As hepatocytes become increasingly dysfunctional, they begin to apoptose and necrose as the damage becomes irreversible. Hepatocytes are known as “stable” cells because they have the ability to regenerate if they become damaged. This enables the liver to retain its function, but repeated regeneration of cells affects the sinusoids and bile canaliculi and subsequently the flow of blood and bile through the liver. With time, blood flow is impaired to such an extent, that it begins to flow backwards into the portal system, thereby increasing the pressure within this system. This causes portal hypertension and also reduces blood flow to the liver itself, causing ischaemia of hepatocytes which further impairs the function of the liver.
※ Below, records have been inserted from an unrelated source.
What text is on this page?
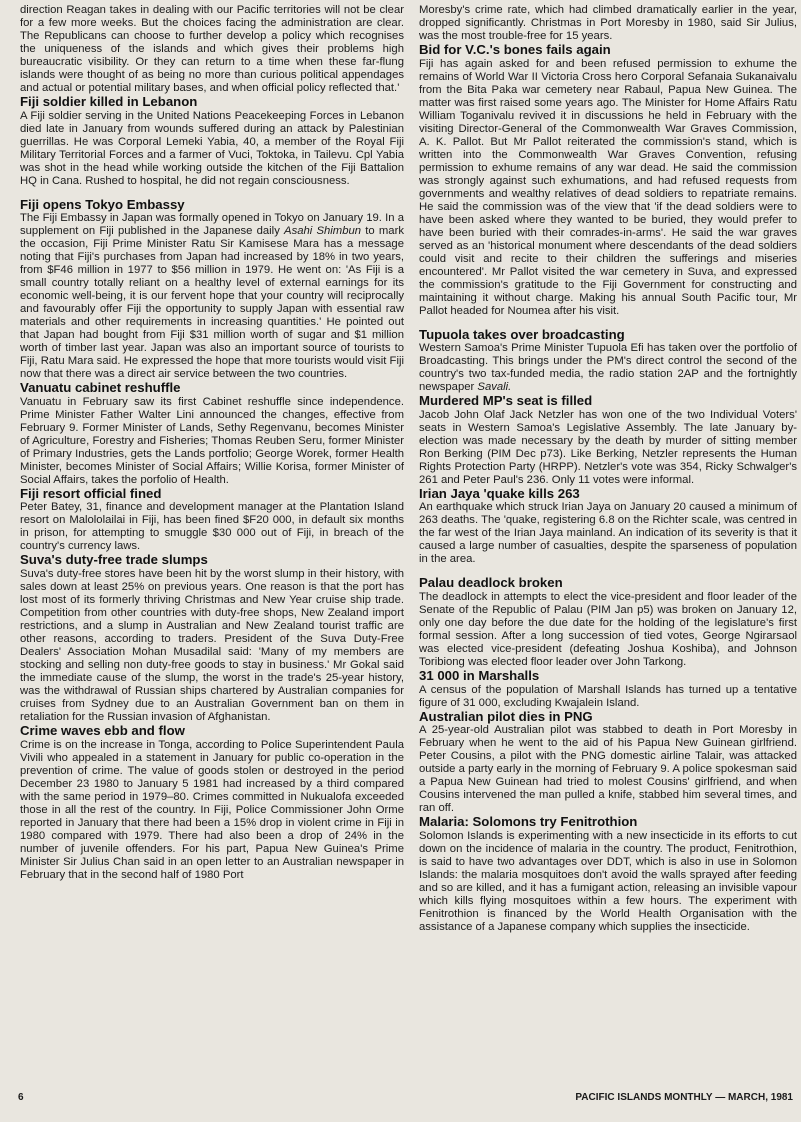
direction Reagan takes in dealing with our Pacific territories will not be clear for a few more weeks. But the choices facing the administration are clear. The Republicans can choose to further develop a policy which recognises the uniqueness of the islands and which gives their problems high bureaucratic visibility. Or they can return to a time when these far-flung islands were thought of as being no more than curious political appendages and actual or potential military bases, and when official policy reflected that.'

Fiji soldier killed in Lebanon

A Fiji soldier serving in the United Nations Peacekeeping Forces in Lebanon died late in January from wounds suffered during an attack by Palestinian guerrillas. He was Corporal Lemeki Yabia, 40, a member of the Royal Fiji Military Territorial Forces and a farmer of Vuci, Toktoka, in Tailevu. Cpl Yabia was shot in the head while working outside the kitchen of the Fiji Battalion HQ in Cana. Rushed to hospital, he did not regain consciousness.

Fiji opens Tokyo Embassy

The Fiji Embassy in Japan was formally opened in Tokyo on January 19. In a supplement on Fiji published in the Japanese daily Asahi Shimbun to mark the occasion, Fiji Prime Minister Ratu Sir Kamisese Mara has a message noting that Fiji's purchases from Japan had increased by 18% in two years, from $F46 million in 1977 to $56 million in 1979. He went on: 'As Fiji is a small country totally reliant on a healthy level of external earnings for its economic well-being, it is our fervent hope that your country will reciprocally and favourably offer Fiji the opportunity to supply Japan with essential raw materials and other requirements in increasing quantities.' He pointed out that Japan had bought from Fiji $31 million worth of sugar and $1 million worth of timber last year. Japan was also an important source of tourists to Fiji, Ratu Mara said. He expressed the hope that more tourists would visit Fiji now that there was a direct air service between the two countries.

Vanuatu cabinet reshuffle

Vanuatu in February saw its first Cabinet reshuffle since independence. Prime Minister Father Walter Lini announced the changes, effective from February 9. Former Minister of Lands, Sethy Regenvanu, becomes Minister of Agriculture, Forestry and Fisheries; Thomas Reuben Seru, former Minister of Primary Industries, gets the Lands portfolio; George Worek, former Health Minister, becomes Minister of Social Affairs; Willie Korisa, former Minister of Social Affairs, takes the porfolio of Health.

Fiji resort official fined

Peter Batey, 31, finance and development manager at the Plantation Island resort on Malololailai in Fiji, has been fined $F20 000, in default six months in prison, for attempting to smuggle $30 000 out of Fiji, in breach of the country's currency laws.

Suva's duty-free trade slumps

Suva's duty-free stores have been hit by the worst slump in their history, with sales down at least 25% on previous years. One reason is that the port has lost most of its formerly thriving Christmas and New Year cruise ship trade. Competition from other countries with duty-free shops, New Zealand import restrictions, and a slump in Australian and New Zealand tourist traffic are other reasons, according to traders. President of the Suva Duty-Free Dealers' Association Mohan Musadilal said: 'Many of my members are stocking and selling non duty-free goods to stay in business.' Mr Gokal said the immediate cause of the slump, the worst in the trade's 25-year history, was the withdrawal of Russian ships chartered by Australian companies for cruises from Sydney due to an Australian Government ban on them in retaliation for the Russian invasion of Afghanistan.

Crime waves ebb and flow

Crime is on the increase in Tonga, according to Police Superintendent Paula Vivili who appealed in a statement in January for public co-operation in the prevention of crime. The value of goods stolen or destroyed in the period December 23 1980 to January 5 1981 had increased by a third compared with the same period in 1979–80. Crimes committed in Nukualofa exceeded those in all the rest of the country. In Fiji, Police Commissioner John Orme reported in January that there had been a 15% drop in violent crime in Fiji in 1980 compared with 1979. There had also been a drop of 24% in the number of juvenile offenders. For his part, Papua New Guinea's Prime Minister Sir Julius Chan said in an open letter to an Australian newspaper in February that in the second half of 1980 Port

Moresby's crime rate, which had climbed dramatically earlier in the year, dropped significantly. Christmas in Port Moresby in 1980, said Sir Julius, was the most trouble-free for 15 years.

Bid for V.C.'s bones fails again

Fiji has again asked for and been refused permission to exhume the remains of World War II Victoria Cross hero Corporal Sefanaia Sukanaivalu from the Bita Paka war cemetery near Rabaul, Papua New Guinea. The matter was first raised some years ago. The Minister for Home Affairs Ratu William Toganivalu revived it in discussions he held in February with the visiting Director-General of the Commonwealth War Graves Commission, A. K. Pallot. But Mr Pallot reiterated the commission's stand, which is written into the Commonwealth War Graves Convention, refusing permission to exhume remains of any war dead. He said the commission was strongly against such exhumations, and had refused requests from governments and wealthy relatives of dead soldiers to repatriate remains. He said the commission was of the view that 'if the dead soldiers were to have been asked where they wanted to be buried, they would prefer to have been buried with their comrades-in-arms'. He said the war graves served as an 'historical monument where descendants of the dead soldiers could visit and recite to their children the sufferings and miseries encountered'. Mr Pallot visited the war cemetery in Suva, and expressed the commission's gratitude to the Fiji Government for constructing and maintaining it without charge. Making his annual South Pacific tour, Mr Pallot headed for Noumea after his visit.

Tupuola takes over broadcasting

Western Samoa's Prime Minister Tupuola Efi has taken over the portfolio of Broadcasting. This brings under the PM's direct control the second of the country's two tax-funded media, the radio station 2AP and the fortnightly newspaper Savali.

Murdered MP's seat is filled

Jacob John Olaf Jack Netzler has won one of the two Individual Voters' seats in Western Samoa's Legislative Assembly. The late January by-election was made necessary by the death by murder of sitting member Ron Berking (PIM Dec p73). Like Berking, Netzler represents the Human Rights Protection Party (HRPP). Netzler's vote was 354, Ricky Schwalger's 261 and Peter Paul's 236. Only 11 votes were informal.

Irian Jaya 'quake kills 263

An earthquake which struck Irian Jaya on January 20 caused a minimum of 263 deaths. The 'quake, registering 6.8 on the Richter scale, was centred in the far west of the Irian Jaya mainland. An indication of its severity is that it caused a large number of casualties, despite the sparseness of population in the area.

Palau deadlock broken

The deadlock in attempts to elect the vice-president and floor leader of the Senate of the Republic of Palau (PIM Jan p5) was broken on January 12, only one day before the due date for the holding of the legislature's first formal session. After a long succession of tied votes, George Ngirarsaol was elected vice-president (defeating Joshua Koshiba), and Johnson Toribiong was elected floor leader over John Tarkong.

31 000 in Marshalls

A census of the population of Marshall Islands has turned up a tentative figure of 31 000, excluding Kwajalein Island.

Australian pilot dies in PNG

A 25-year-old Australian pilot was stabbed to death in Port Moresby in February when he went to the aid of his Papua New Guinean girlfriend. Peter Cousins, a pilot with the PNG domestic airline Talair, was attacked outside a party early in the morning of February 9. A police spokesman said a Papua New Guinean had tried to molest Cousins' girlfriend, and when Cousins intervened the man pulled a knife, stabbed him several times, and ran off.

Malaria: Solomons try Fenitrothion

Solomon Islands is experimenting with a new insecticide in its efforts to cut down on the incidence of malaria in the country. The product, Fenitrothion, is said to have two advantages over DDT, which is also in use in Solomon Islands: the malaria mosquitoes don't avoid the walls sprayed after feeding and so are killed, and it has a fumigant action, releasing an invisible vapour which kills flying mosquitoes within a few hours. The experiment with Fenitrothion is financed by the World Health Organisation with the assistance of a Japanese company which supplies the insecticide.

6	PACIFIC ISLANDS MONTHLY — MARCH, 1981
As well as the structural implications of hepatocyte damage and regeneration, necrosis of these cells triggers an inflammatory response within the liver. Kupffer cells and hepatocytes begin to release growth factors and cytokines such as epidermal growth factor (EGF), tumor necrosis factor alpha (TNF-a), transforming growth factor beta (TGF-b) and interleukin 1 beta (IL-1b). These activate stellate cells (also known as Ito cells or perisinusoidal cells) within the liver, which play a role in vitamin A storage. Activated stellate cells act like myofibroblasts, which contract to further increase the pressure within the liver sinusoids, but they also secrete collagen, causing fibrosis of the liver.
If alcohol continues to be consumed, these processes will continue and the ongoing inflammation and collagen deposition will continue to cause fibrosis of the liver. With time, hepatocytes lose their ability to regenerate and the once functioning liver cells become replaced with scar tissue. This is known as cirrhosis of the liver, an irreversible condition in which liver function is reduced. This leads to reduced protein synthesis, impaired metabolism, an increased risk of bruising and bleeding and eventually death if left untreated.
“An older Miss Muffett
Decided to rough it
And lived upon whisky and gin.
Red hands and a spider
Developed outside her –
Such are the wages of sin.”
 Williams R, Aspinall R, Bellis M et al. Addressing liver disease in the UK: a blueprint for attaining excellence in health care and reducing premature mortality from lifestyle issues of excess consumption of alcohol, obesity and viral hepatitis. The Lancet. 2014; 384 no. 9958: 1953-1997.